El fiscal se puso lentamente en pie. Sacudió la cabeza.
– Veamos, señor Sims, ¿en esa carta Blair Sullivan reconoce expresamente haber asesinado a Joanie Shriver?
– No, señor. Dice lo que he leído. No dice expresamente que la haya matado… no, señor; pero sin duda eso es lo que parece decir.
El fiscal sintió flaquear sus fuerzas. Fue a formular otra pregunta, pero cambió de idea.
– Nada más -dijo.
Sims abandonó la sala caminando a paso ligero. Los Shriver regresaron pasados un par de minutos. Cowart vio que tenían los ojos enrojecidos de llorar.
– Ahora oiré los alegatos -dijo el juez Trench.

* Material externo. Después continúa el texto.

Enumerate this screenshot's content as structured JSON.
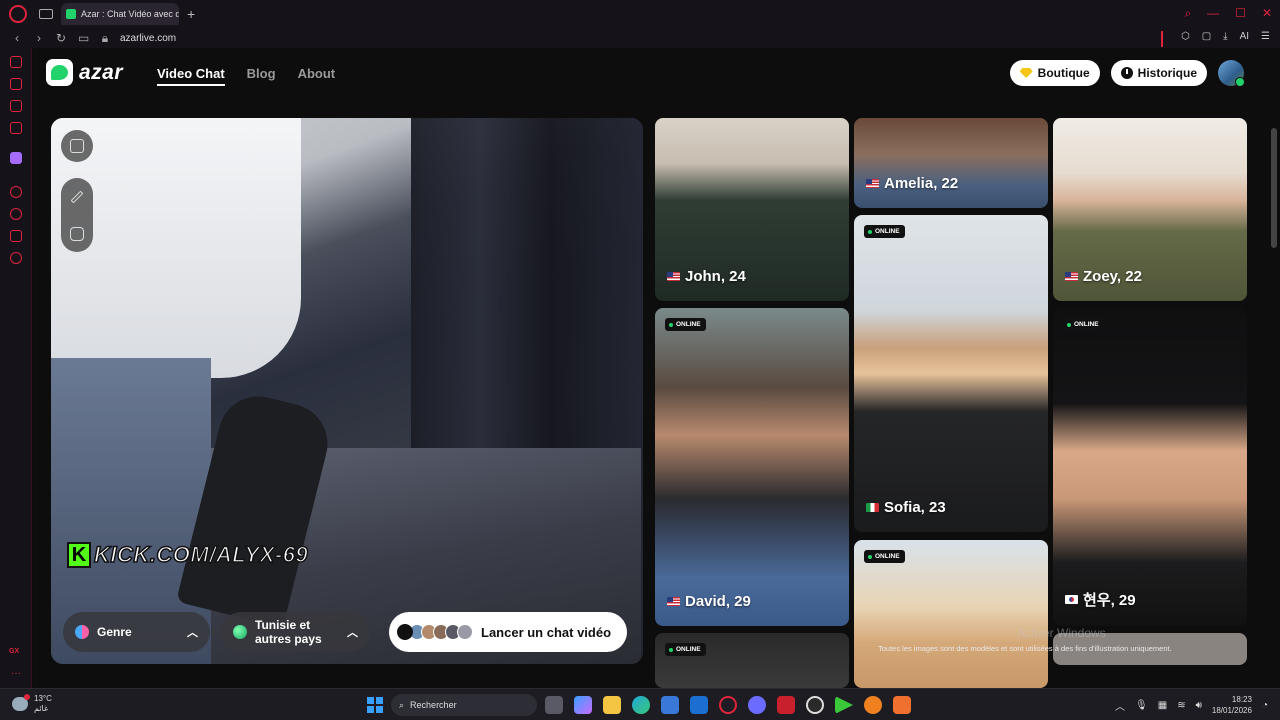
{
  "browser": {
    "tab_title": "Azar : Chat Vidéo avec de",
    "tab_close": "×",
    "new_tab": "+",
    "url": "azarlive.com",
    "ai_label": "AI"
  },
  "header": {
    "logo_text": "azar",
    "nav": [
      "Video Chat",
      "Blog",
      "About"
    ],
    "boutique_label": "Boutique",
    "historique_label": "Historique"
  },
  "video": {
    "watermark_letter": "K",
    "watermark_text": "KICK.COM/ALYX-69",
    "gender_label": "Genre",
    "country_label": "Tunisie et autres pays",
    "launch_label": "Lancer un chat vidéo"
  },
  "profiles": [
    {
      "name": "John, 24",
      "flag": "us",
      "online": false
    },
    {
      "name": "Amelia, 22",
      "flag": "us",
      "online": false
    },
    {
      "name": "Zoey, 22",
      "flag": "us",
      "online": false
    },
    {
      "name": "David, 29",
      "flag": "us",
      "online": true
    },
    {
      "name": "Sofia, 23",
      "flag": "it",
      "online": true
    },
    {
      "name": "현우, 29",
      "flag": "kr",
      "online": true
    }
  ],
  "online_badge": "ONLINE",
  "disclaimer": "Toutes les images sont des modèles et sont utilisées à des fins d'illustration uniquement.",
  "activate_windows": "Activer Windows",
  "taskbar": {
    "temperature": "13°C",
    "weather_text": "غائم",
    "search_placeholder": "Rechercher",
    "time": "18:23",
    "date": "18/01/2026"
  },
  "sidebar": {
    "gx_label": "GX",
    "more": "···"
  }
}
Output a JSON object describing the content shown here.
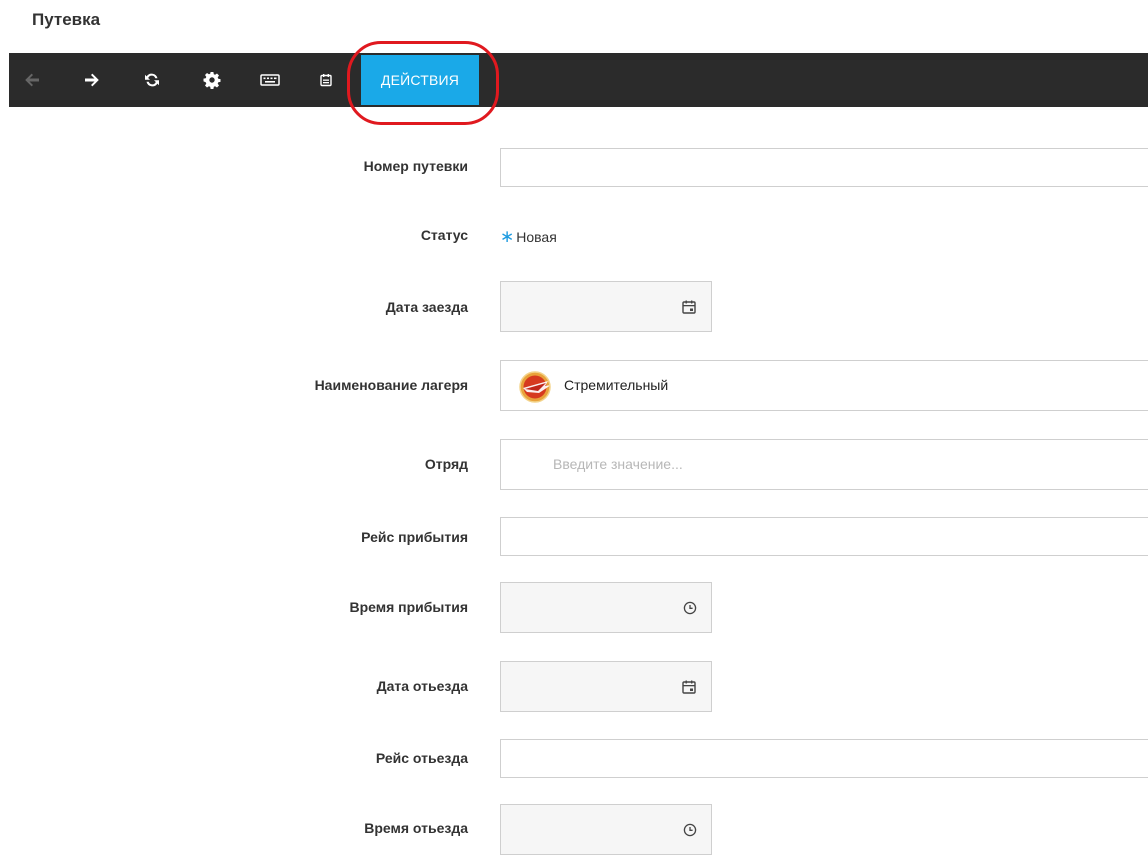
{
  "page": {
    "title": "Путевка"
  },
  "toolbar": {
    "buttons": [
      {
        "icon": "arrow-left-icon",
        "enabled": false
      },
      {
        "icon": "arrow-right-icon",
        "enabled": true
      },
      {
        "icon": "refresh-icon",
        "enabled": true
      },
      {
        "icon": "gear-icon",
        "enabled": true
      },
      {
        "icon": "keyboard-icon",
        "enabled": true
      },
      {
        "icon": "calendar-icon",
        "enabled": true
      }
    ],
    "actions_label": "ДЕЙСТВИЯ",
    "accent_color": "#1aa9e8",
    "background_color": "#2b2b2b",
    "highlight_color": "#e0191f"
  },
  "form": {
    "voucher_number": {
      "label": "Номер путевки",
      "value": ""
    },
    "status": {
      "label": "Статус",
      "value": "Новая",
      "marker": "∗"
    },
    "arrival_date": {
      "label": "Дата заезда",
      "value": ""
    },
    "camp_name": {
      "label": "Наименование лагеря",
      "value": "Стремительный"
    },
    "squad": {
      "label": "Отряд",
      "value": "",
      "placeholder": "Введите значение..."
    },
    "arrival_flight": {
      "label": "Рейс прибытия",
      "value": ""
    },
    "arrival_time": {
      "label": "Время прибытия",
      "value": ""
    },
    "departure_date": {
      "label": "Дата отьезда",
      "value": ""
    },
    "departure_flight": {
      "label": "Рейс отьезда",
      "value": ""
    },
    "departure_time": {
      "label": "Время отьезда",
      "value": ""
    }
  }
}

Ambos abogados fueron muy breves, lo cual sorprendió a Cowart. Sus argumentos eran previsibles. El periodista procuraba tomar notas, pero no podía evitar desviar la mirada hacia aquellos padres desolados en la primera fila. Se fijó en que no se giraban para observar a Ferguson, sino que mantenían la mirada al frente, clavada en el juez, con la espalda rígida y los hombros ligeramente inclinados hacia él, como si lucharan contra el embate de un vendaval.
Cuando los letrados hubieron terminado, el juez habló severamente.
– Quiero ver citaciones de ambas partes. Me pronunciaré después de revisar la jurisprudencia. Se aplaza la vista hasta dentro de una semana. -Se levantó bruscamente y salió por una puerta en dirección a su despacho.
Cuando el público se puso en pie, hubo un momento de confusión. Cowart vio que Ferguson le estrechaba la mano al abogado y luego seguía a los guardias hacia la puerta que conducía a los calabozos del juzgado. Se volvió y vio a los Shriver rodeados de periodistas, forcejeando para avanzar por el pasillo y salir de la sala. En el mismo instante vio que Roy Black hacía señas al fiscal, quejándose de los problemas que estaba teniendo la pareja. La señora Shriver levantaba el brazo como para protegerse del aluvión de preguntas que le llovía. George Shriver rodeaba a su esposa con un brazo y tenía la cara congestionada. Al cabo de un rato Boylan se acercó a ellos y, como un barco que cambiara de dirección en alta mar, los condujo en la dirección opuesta, rumbo a la puerta del despacho del juez. Cowart oyó decir a un fotógrafo que iba junto al fiscal: «No se preocupe, tengo la foto.» Cowart sintió un extraño malestar.